Epigenetic Manipulation Induced Production of Immunosuppressive Chromones and Cytochalasins from the Mangrove Endophytic Fungus Phomopsis asparagi DHS-48

Mar Drugs. 2022 Sep 29;20(10):616. doi: 10.3390/md20100616.


A mangrove endophytic fungus Phomopsis asparagi DHS-48 was found to be particularly productive with regard to the accumulation of substantial new compounds in our previous study. In order to explore its potential to produce more unobserved secondary metabolites, epigenetic manipulation was used on this fungus to activate cryptic or silent genes by using the histone deacetylase (HDAC) inhibitor sodium butyrate and the DNA methyltransferase (DNMT) inhibitor 5-azacytidine (5-Aza). Based on colony growth, dry biomass, HPLC, and 1H NMR analyses, the fungal chemical diversity profile was significantly changed compared with the control.

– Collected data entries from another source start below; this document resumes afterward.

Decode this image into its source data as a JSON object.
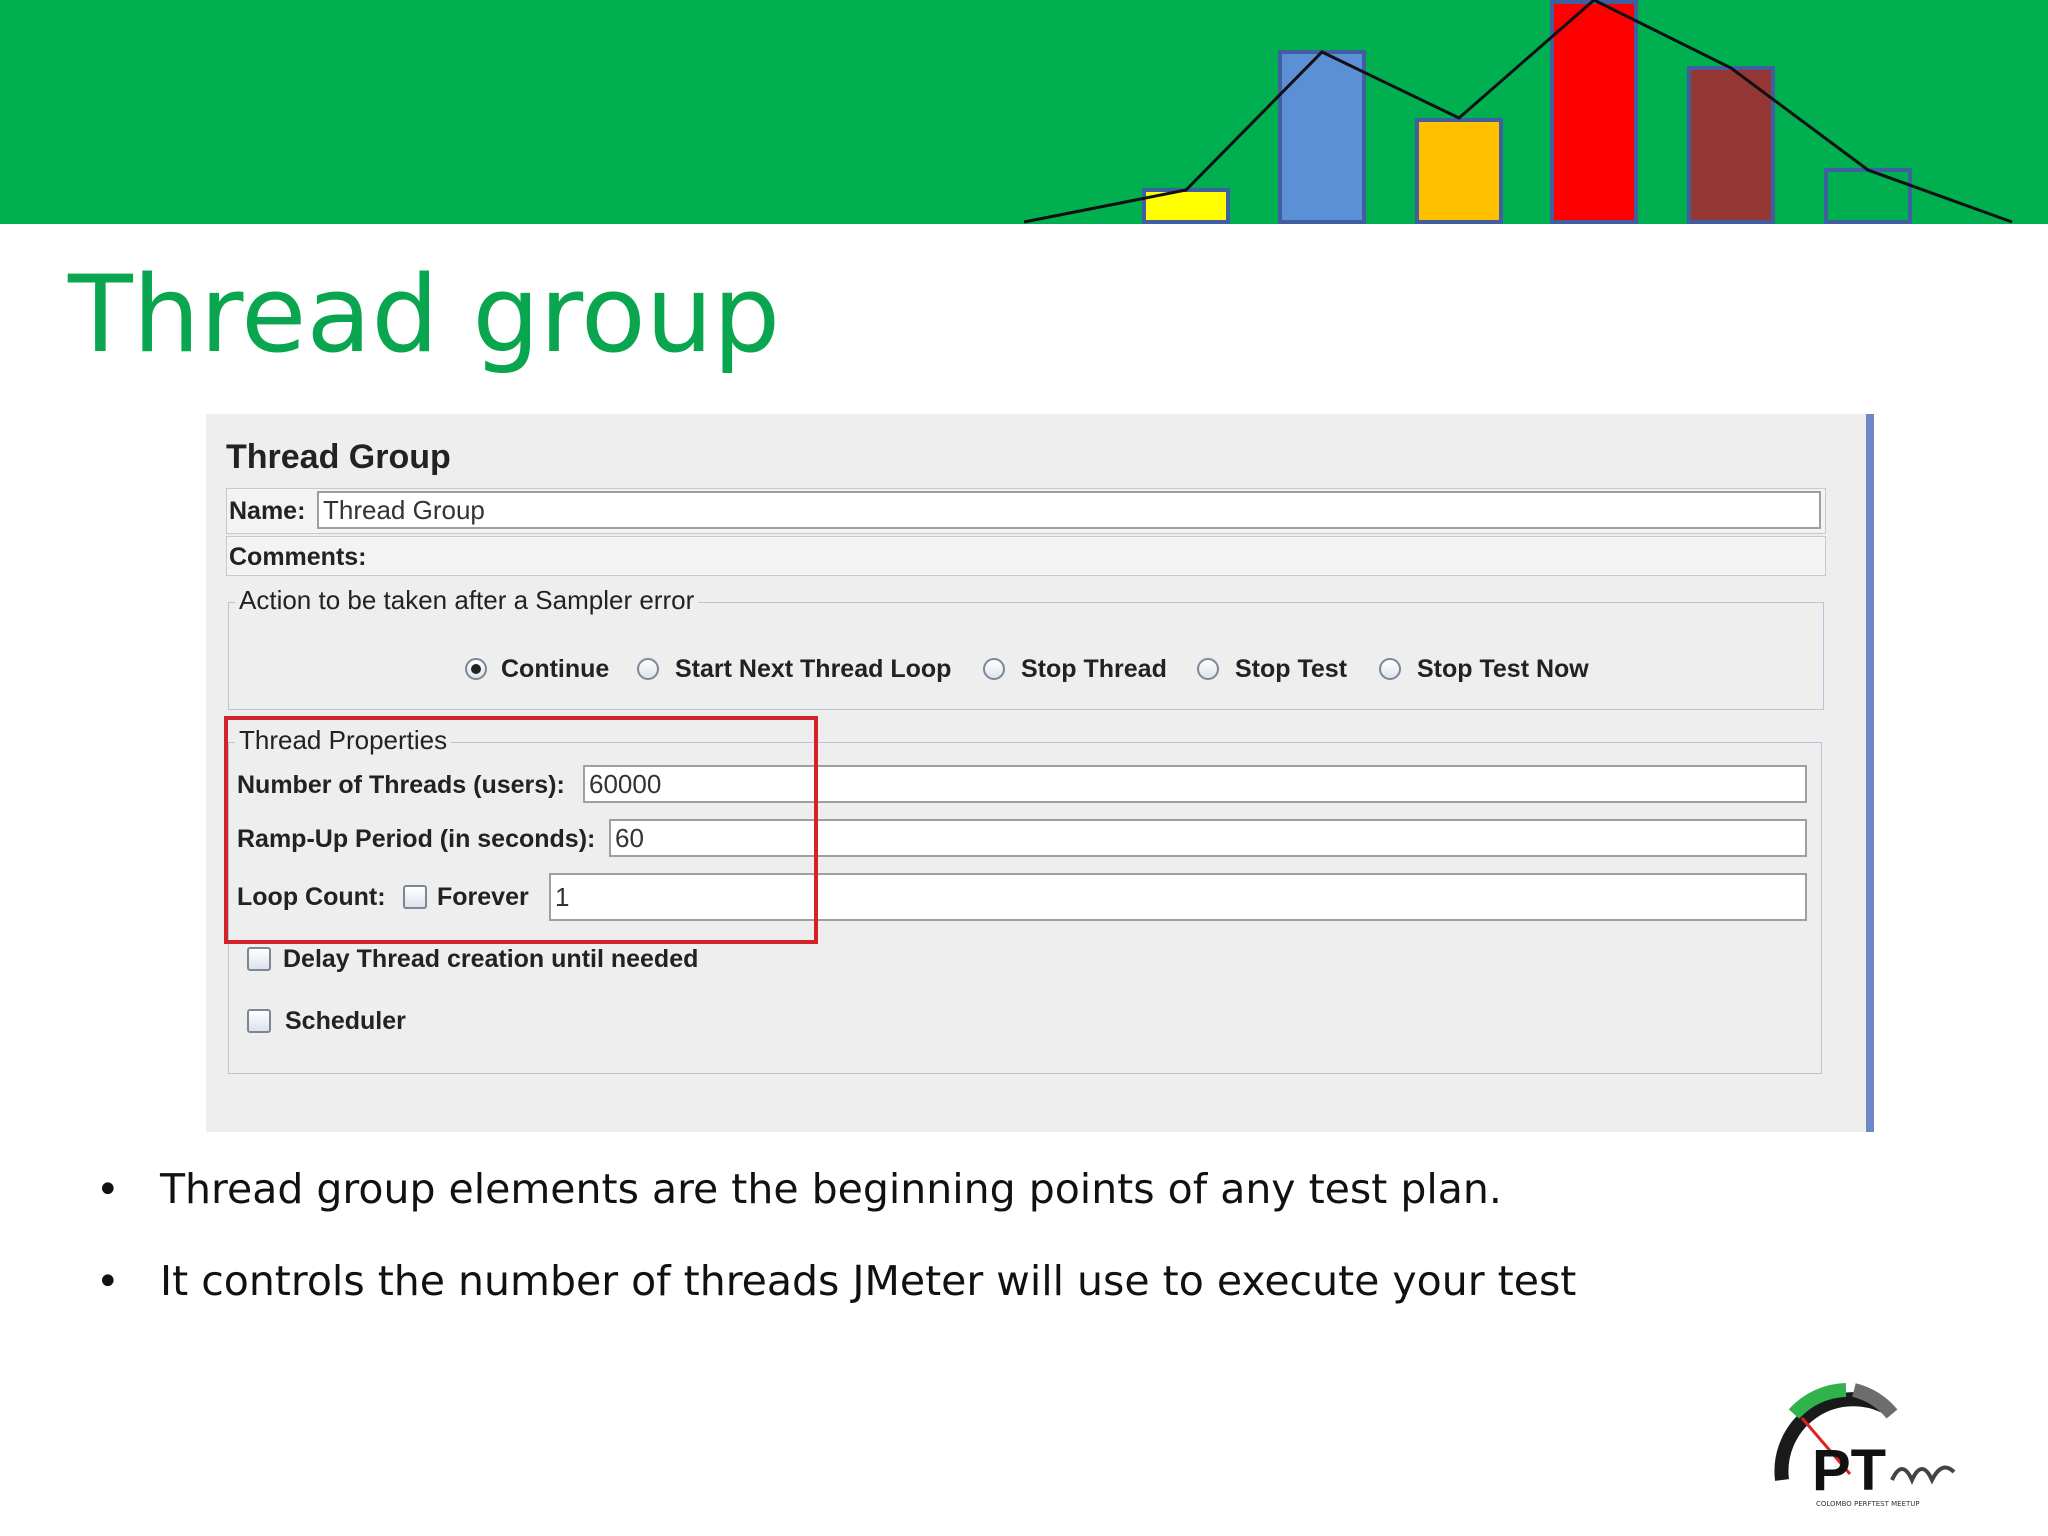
{
  "slide": {
    "title": "Thread group",
    "bullets": [
      "Thread group elements are the beginning points of any test plan.",
      "It controls the number of threads JMeter will use to execute your test"
    ],
    "colors": {
      "banner": "#00af50",
      "title": "#0aa54f",
      "highlight": "#d2232a"
    }
  },
  "banner_bars": {
    "colors": [
      "#ffff00",
      "#5b8fd6",
      "#ffc000",
      "#ff0000",
      "#953735",
      "#00af50"
    ]
  },
  "window": {
    "title": "Thread Group",
    "name_label": "Name:",
    "name_value": "Thread Group",
    "comments_label": "Comments:",
    "sampler_error": {
      "legend": "Action to be taken after a Sampler error",
      "options": [
        "Continue",
        "Start Next Thread Loop",
        "Stop Thread",
        "Stop Test",
        "Stop Test Now"
      ],
      "selected": "Continue"
    },
    "thread_properties": {
      "legend": "Thread Properties",
      "threads_label": "Number of Threads (users):",
      "threads_value": "60000",
      "rampup_label": "Ramp-Up Period (in seconds):",
      "rampup_value": "60",
      "loop_label": "Loop Count:",
      "forever_label": "Forever",
      "forever_checked": false,
      "loop_value": "1",
      "delay_label": "Delay Thread creation until needed",
      "delay_checked": false,
      "scheduler_label": "Scheduler",
      "scheduler_checked": false
    }
  },
  "logo": {
    "text": "PT",
    "subtext": "COLOMBO PERFTEST MEETUP"
  }
}
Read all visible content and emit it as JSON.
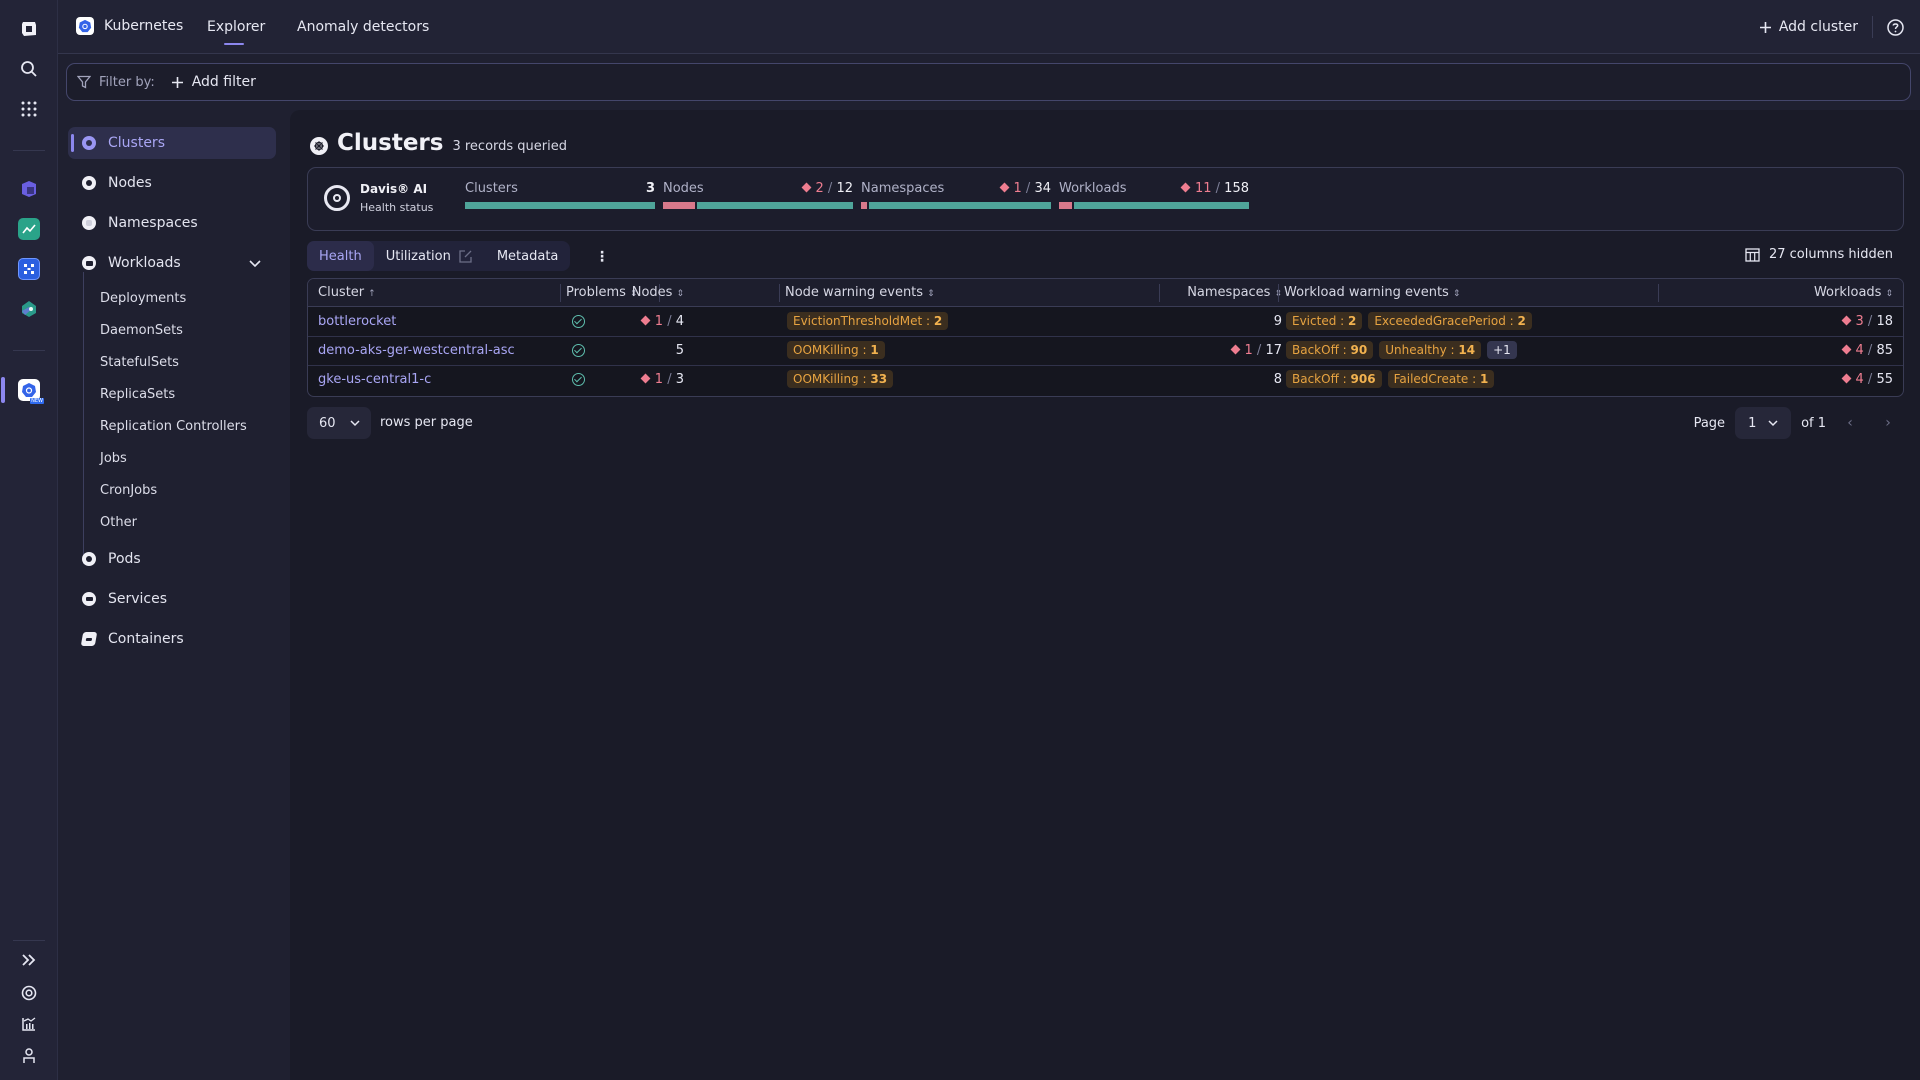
{
  "app": {
    "name": "Kubernetes",
    "tabs": [
      {
        "label": "Explorer",
        "active": true
      },
      {
        "label": "Anomaly detectors",
        "active": false
      }
    ],
    "add_cluster_label": "Add cluster",
    "new_badge": "NEW"
  },
  "rail": {
    "top_icons": [
      "dynatrace-logo-icon",
      "search-icon",
      "apps-grid-icon"
    ],
    "app_icons": [
      "infrastructure-app-icon",
      "dashboards-app-icon",
      "workflows-app-icon",
      "hub-app-icon"
    ],
    "active_app_icon": "kubernetes-app-icon",
    "bottom_icons": [
      "expand-icon",
      "help-lifebuoy-icon",
      "whats-new-icon",
      "user-icon"
    ]
  },
  "filter": {
    "label": "Filter by:",
    "add_label": "Add filter"
  },
  "sidebar": {
    "items": [
      {
        "label": "Clusters",
        "active": true
      },
      {
        "label": "Nodes"
      },
      {
        "label": "Namespaces"
      },
      {
        "label": "Workloads",
        "expanded": true
      }
    ],
    "workload_children": [
      "Deployments",
      "DaemonSets",
      "StatefulSets",
      "ReplicaSets",
      "Replication Controllers",
      "Jobs",
      "CronJobs",
      "Other"
    ],
    "after_items": [
      {
        "label": "Pods"
      },
      {
        "label": "Services"
      },
      {
        "label": "Containers"
      }
    ]
  },
  "page": {
    "title": "Clusters",
    "records": "3 records queried"
  },
  "health": {
    "davis_name": "Davis® AI",
    "davis_sub": "Health status",
    "blocks": [
      {
        "label": "Clusters",
        "bad": null,
        "total": "3",
        "bad_fraction": 0
      },
      {
        "label": "Nodes",
        "bad": "2",
        "total": "12",
        "bad_fraction": 0.167
      },
      {
        "label": "Namespaces",
        "bad": "1",
        "total": "34",
        "bad_fraction": 0.029
      },
      {
        "label": "Workloads",
        "bad": "11",
        "total": "158",
        "bad_fraction": 0.07
      }
    ]
  },
  "subtabs": [
    {
      "label": "Health",
      "active": true
    },
    {
      "label": "Utilization"
    },
    {
      "label": "Metadata"
    }
  ],
  "columns_hidden": "27 columns hidden",
  "table": {
    "headers": {
      "cluster": "Cluster",
      "problems": "Problems",
      "nodes": "Nodes",
      "node_warnings": "Node warning events",
      "namespaces": "Namespaces",
      "workload_warnings": "Workload warning events",
      "workloads": "Workloads"
    },
    "rows": [
      {
        "cluster": "bottlerocket",
        "problems": "ok",
        "nodes_bad": "1",
        "nodes_total": "4",
        "node_events": [
          {
            "name": "EvictionThresholdMet :",
            "count": "2"
          }
        ],
        "namespaces_bad": null,
        "namespaces_total": "9",
        "workload_events": [
          {
            "name": "Evicted :",
            "count": "2"
          },
          {
            "name": "ExceededGracePeriod :",
            "count": "2"
          }
        ],
        "workload_more": null,
        "workloads_bad": "3",
        "workloads_total": "18"
      },
      {
        "cluster": "demo-aks-ger-westcentral-asc",
        "problems": "ok",
        "nodes_bad": null,
        "nodes_total": "5",
        "node_events": [
          {
            "name": "OOMKilling :",
            "count": "1"
          }
        ],
        "namespaces_bad": "1",
        "namespaces_total": "17",
        "workload_events": [
          {
            "name": "BackOff :",
            "count": "90"
          },
          {
            "name": "Unhealthy :",
            "count": "14"
          }
        ],
        "workload_more": "+1",
        "workloads_bad": "4",
        "workloads_total": "85"
      },
      {
        "cluster": "gke-us-central1-c",
        "problems": "ok",
        "nodes_bad": "1",
        "nodes_total": "3",
        "node_events": [
          {
            "name": "OOMKilling :",
            "count": "33"
          }
        ],
        "namespaces_bad": null,
        "namespaces_total": "8",
        "workload_events": [
          {
            "name": "BackOff :",
            "count": "906"
          },
          {
            "name": "FailedCreate :",
            "count": "1"
          }
        ],
        "workload_more": null,
        "workloads_bad": "4",
        "workloads_total": "55"
      }
    ]
  },
  "pagination": {
    "rows_per_page": "60",
    "rows_label": "rows per page",
    "page_label": "Page",
    "page": "1",
    "of_label": "of 1"
  },
  "colors": {
    "accent": "#8c87ee",
    "healthy": "#4fa59a",
    "unhealthy": "#d8798b",
    "warning_text": "#e7a341"
  }
}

Two new compounds, named phaseolorin J (1) and phomoparagin D (5), along with three known chromones (2-4) and six known cytochalasins (6-11), were isolated from the culture treated with sodium butyrate. Their structures, including their absolute configurations, were elucidated using a combination of detailed HRESIMS, NMR, and ECD and 13C NMR calculations. The immunosuppressive and cytotoxic activities of all isolated compounds were evaluated. Compounds 1 and 8 moderately inhibited the proliferation of ConA (concanavalin A)-induced T and LPS (lipopolysaccharide)-induced B murine spleen lymphocytes. Compound 5 exhibited significant in vitro cytotoxicity against the tested human cancer cell lines Hela and HepG2, which was comparative to the positive control adriamycin and fluorouracil. Our finding demonstrated that epigenetic manipulation should be an efficient strategy for the induction of new metabolites from mangrove endophytic fungi.